For the EU, Brexit is part of an existential crisis.  Existential because of a list of other threats:  the Mediterranean refugee crisis, albeit now abated;  an unfriendly and protectionist United States;  an unfriendly and meddling Russia;  populist governments in Poland and Hungary;  a financially unstable Italy;  not entirely vanquished populist movements in Holland, Spain, Greece, Italy and France. 

These issues raise the stakes for the EU.  Presenting the UK with a neat set of options all the way from the status quo to a Hard Brexit, with varying degrees of regulatory alignment, trade openness, and migration is not possible.   Many of the possibilities, like trading under existing terms but without freedom of movement, or applying the single market to some sectors and not others, can’t be offered for fear of sparking a desire on the part of other members to renegotiate their own relationship with the EU.  So the EU has tried to present us with a harsh sounding In-or-Out choice.

This confronts the UK cabinet with options that are very far apart, and so neither side relishes what would amount to a capitulation and won’t give in until the last possible moment. 

Appeals to competence and ‘leadership’ (Nick Macpherson, former Treasury Permanent Secretary chose that word) are sentimental and unrealistic.  As though charisma and get-go could dissolve fundamental ideological disagreements.  

One genuine question of competence is the worry that not everyone who matters in the argument understands what is and is not feasible given the EU’s predicament.  Or has an even approximately sensible notion of the costs and benefits attached to the different options.

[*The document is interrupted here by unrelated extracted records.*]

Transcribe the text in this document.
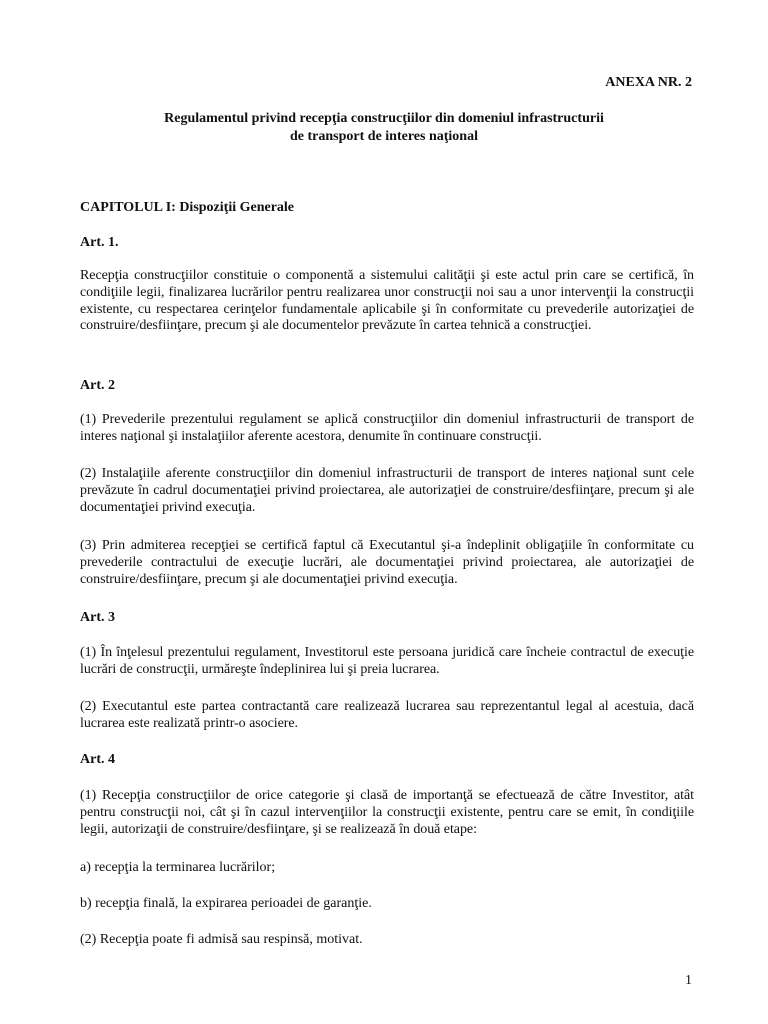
ANEXA NR. 2
Regulamentul privind recepţia construcţiilor din domeniul infrastructurii
de transport de interes naţional
CAPITOLUL I: Dispoziţii Generale
Art. 1.
Recepţia construcţiilor constituie o componentă a sistemului calităţii şi este actul prin care se certifică, în condiţiile legii, finalizarea lucrărilor pentru realizarea unor construcţii noi sau a unor intervenţii la construcţii existente, cu respectarea cerinţelor fundamentale aplicabile şi în conformitate cu prevederile autorizaţiei de construire/desfiinţare, precum şi ale documentelor prevăzute în cartea tehnică a construcţiei.
Art. 2
(1) Prevederile prezentului regulament se aplică construcţiilor din domeniul infrastructurii de transport de interes naţional şi instalaţiilor aferente acestora, denumite în continuare construcţii.
(2) Instalaţiile aferente construcţiilor din domeniul infrastructurii de transport de interes naţional sunt cele prevăzute în cadrul documentaţiei privind proiectarea, ale autorizaţiei de construire/desfiinţare, precum şi ale documentaţiei privind execuţia.
(3) Prin admiterea recepţiei se certifică faptul că Executantul şi-a îndeplinit obligaţiile în conformitate cu prevederile contractului de execuţie lucrări, ale documentaţiei privind proiectarea, ale autorizaţiei de construire/desfiinţare, precum şi ale documentaţiei privind execuţia.
Art. 3
(1) În înţelesul prezentului regulament, Investitorul este persoana juridică care încheie contractul de execuţie lucrări de construcţii, urmăreşte îndeplinirea lui şi preia lucrarea.
(2) Executantul este partea contractantă care realizează lucrarea sau reprezentantul legal al acestuia, dacă lucrarea este realizată printr-o asociere.
Art. 4
(1) Recepţia construcţiilor de orice categorie şi clasă de importanţă se efectuează de către Investitor, atât pentru construcţii noi, cât şi în cazul intervenţiilor la construcţii existente, pentru care se emit, în condiţiile legii, autorizaţii de construire/desfiinţare, şi se realizează în două etape:
a) recepţia la terminarea lucrărilor;
b) recepţia finală, la expirarea perioadei de garanţie.
(2) Recepţia poate fi admisă sau respinsă, motivat.
1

Some of the public statements by the participants suggest that their understanding of these things is wanting.  There are countless examples of the Brexit Ultras saying things that imply they want their ‘cake and eat it’;  meaning they want their regulatory divergence [sovereignty cake] and frictionless trade [the eating it] at the same time.  There are fewer, but still worryingly frequent interventions by others from that constituency seeming to welcome the most disorderly, abrupt and Hardest Brexit.

Taken at face value, these interventions are daft.  But seen as a part of a fight to the death with Remainers, it is more explicable.

Perhaps those speeches are the result of the same kind of diabolical calculation made by Dr Strangeglove of the Kubrick film by the same name, whose seemingly crazy sabre rattling with nuclear weapons was designed to make the Soviets back down.  They could be aimed at provoking the following calculation in the minds of the moderates:  ‘They really believe this cake and eat it stuff, don’t they, despite evidence to the contrary?  So they are not going to back down.  And if we are to avoid the disaster of disunity in the negotiations, or have a chance of picking up the pieces at some point, perhaps we should back down now and let the other lot take a run at it.’

But what about Article 50, goes the main accusation from those who feel this is all about competence.  How could you start the two year clock ticking to either a hasty withdrawal agreement or bust without having figured out what you want?  How could Labour whip its MPs to support that?  Isn’t that reckless? 

Well, once again you have to drop the idea that either side consists of single thinking units in control of all their own moving parts.  If this is a game of chicken between starkly opposing factions, more time is not productive, since neither will back down anyway until the last possible moment. 

The chaos of Brexit is not primarily matter of administrative missteps.  It is inherent in the ambiguity of the Leave vote;  the radically divergent and conflicting visions for Britain’s future outside the EU; and the incentive the EU has to preserve itself by offering us binary choices, which make Leaving for others look very bad.